Гэссар понимающе кивнул. Они вдвоем словно исполняли фортепианный концерт в четыре руки для одного слушателя.
– Вы хотите сказать, что я стану учеником Брюса? – изумился Леонид, так и не решившись спросить, в чем состоит поручение того, другого ученика. – Но как?!
– Через друзу, – сказал Гэссар. – Мы призовем его, и вы, молодой человек, попросите его стать вашим наставником. Сумрак чтит и поддерживает родство учителя и ученика, которое крепче родства по крови. И тогда вы сможете стать поводырем Якова Вилимовича. Его глазами и ушами.

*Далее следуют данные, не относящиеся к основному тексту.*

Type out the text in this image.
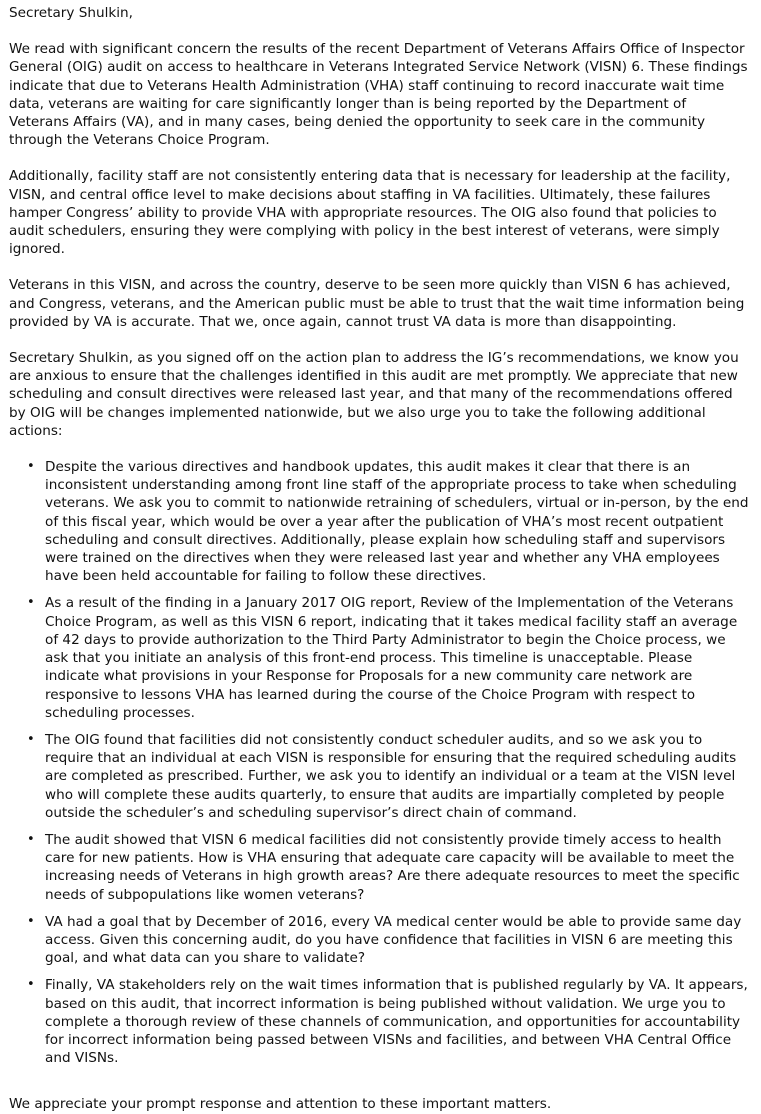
Secretary Shulkin,

We read with significant concern the results of the recent Department of Veterans Affairs Office of Inspector General (OIG) audit on access to healthcare in Veterans Integrated Service Network (VISN) 6. These findings indicate that due to Veterans Health Administration (VHA) staff continuing to record inaccurate wait time data, veterans are waiting for care significantly longer than is being reported by the Department of Veterans Affairs (VA), and in many cases, being denied the opportunity to seek care in the community through the Veterans Choice Program.

Additionally, facility staff are not consistently entering data that is necessary for leadership at the facility, VISN, and central office level to make decisions about staffing in VA facilities. Ultimately, these failures hamper Congress’ ability to provide VHA with appropriate resources. The OIG also found that policies to audit schedulers, ensuring they were complying with policy in the best interest of veterans, were simply ignored.

Veterans in this VISN, and across the country, deserve to be seen more quickly than VISN 6 has achieved, and Congress, veterans, and the American public must be able to trust that the wait time information being provided by VA is accurate. That we, once again, cannot trust VA data is more than disappointing.

Secretary Shulkin, as you signed off on the action plan to address the IG’s recommendations, we know you are anxious to ensure that the challenges identified in this audit are met promptly. We appreciate that new scheduling and consult directives were released last year, and that many of the recommendations offered by OIG will be changes implemented nationwide, but we also urge you to take the following additional actions:

• Despite the various directives and handbook updates, this audit makes it clear that there is an inconsistent understanding among front line staff of the appropriate process to take when scheduling veterans. We ask you to commit to nationwide retraining of schedulers, virtual or in-person, by the end of this fiscal year, which would be over a year after the publication of VHA’s most recent outpatient scheduling and consult directives. Additionally, please explain how scheduling staff and supervisors were trained on the directives when they were released last year and whether any VHA employees have been held accountable for failing to follow these directives.
• As a result of the finding in a January 2017 OIG report, Review of the Implementation of the Veterans Choice Program, as well as this VISN 6 report, indicating that it takes medical facility staff an average of 42 days to provide authorization to the Third Party Administrator to begin the Choice process, we ask that you initiate an analysis of this front-end process. This timeline is unacceptable. Please indicate what provisions in your Response for Proposals for a new community care network are responsive to lessons VHA has learned during the course of the Choice Program with respect to scheduling processes.
• The OIG found that facilities did not consistently conduct scheduler audits, and so we ask you to require that an individual at each VISN is responsible for ensuring that the required scheduling audits are completed as prescribed. Further, we ask you to identify an individual or a team at the VISN level who will complete these audits quarterly, to ensure that audits are impartially completed by people outside the scheduler’s and scheduling supervisor’s direct chain of command.
• The audit showed that VISN 6 medical facilities did not consistently provide timely access to health care for new patients. How is VHA ensuring that adequate care capacity will be available to meet the increasing needs of Veterans in high growth areas? Are there adequate resources to meet the specific needs of subpopulations like women veterans?
• VA had a goal that by December of 2016, every VA medical center would be able to provide same day access. Given this concerning audit, do you have confidence that facilities in VISN 6 are meeting this goal, and what data can you share to validate?
• Finally, VA stakeholders rely on the wait times information that is published regularly by VA. It appears, based on this audit, that incorrect information is being published without validation. We urge you to complete a thorough review of these channels of communication, and opportunities for accountability for incorrect information being passed between VISNs and facilities, and between VHA Central Office and VISNs.
We appreciate your prompt response and attention to these important matters.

– А коли не возьмет? Кто я, а кто – он?
– Об этом, любезный Леонид Сергеевич, не беспокойтесь, – вместо гостя из Туркестана заговорил опять Пресветлый. – Тень ушедшего лишена физического… то есть, если угодно, вещественного тела. Хотя и духом в традиционном мистическом понимании не является. Ушедший Иной всегда между жизнью и смертью. Между человеческою жизнью и человеческою смертью. Это, возможно, наше главное проклятие. Но если мы встретимся с тенью… а мне приходилось не раз и не два… она видит не оболочку. Она видит нашу суть. То, что Сумрак проявляет десятками лет, пока не закрепит в нашем Ином облике, как на фотографической карточке, для ушедших очевидно, как в ясный день. Поверьте мне, Леонид Сергеевич, уж если мы не нашли лучшей кандидатуры, вряд ли сам Яков Брюс станет противиться. Другой вопрос, готовы ли вы?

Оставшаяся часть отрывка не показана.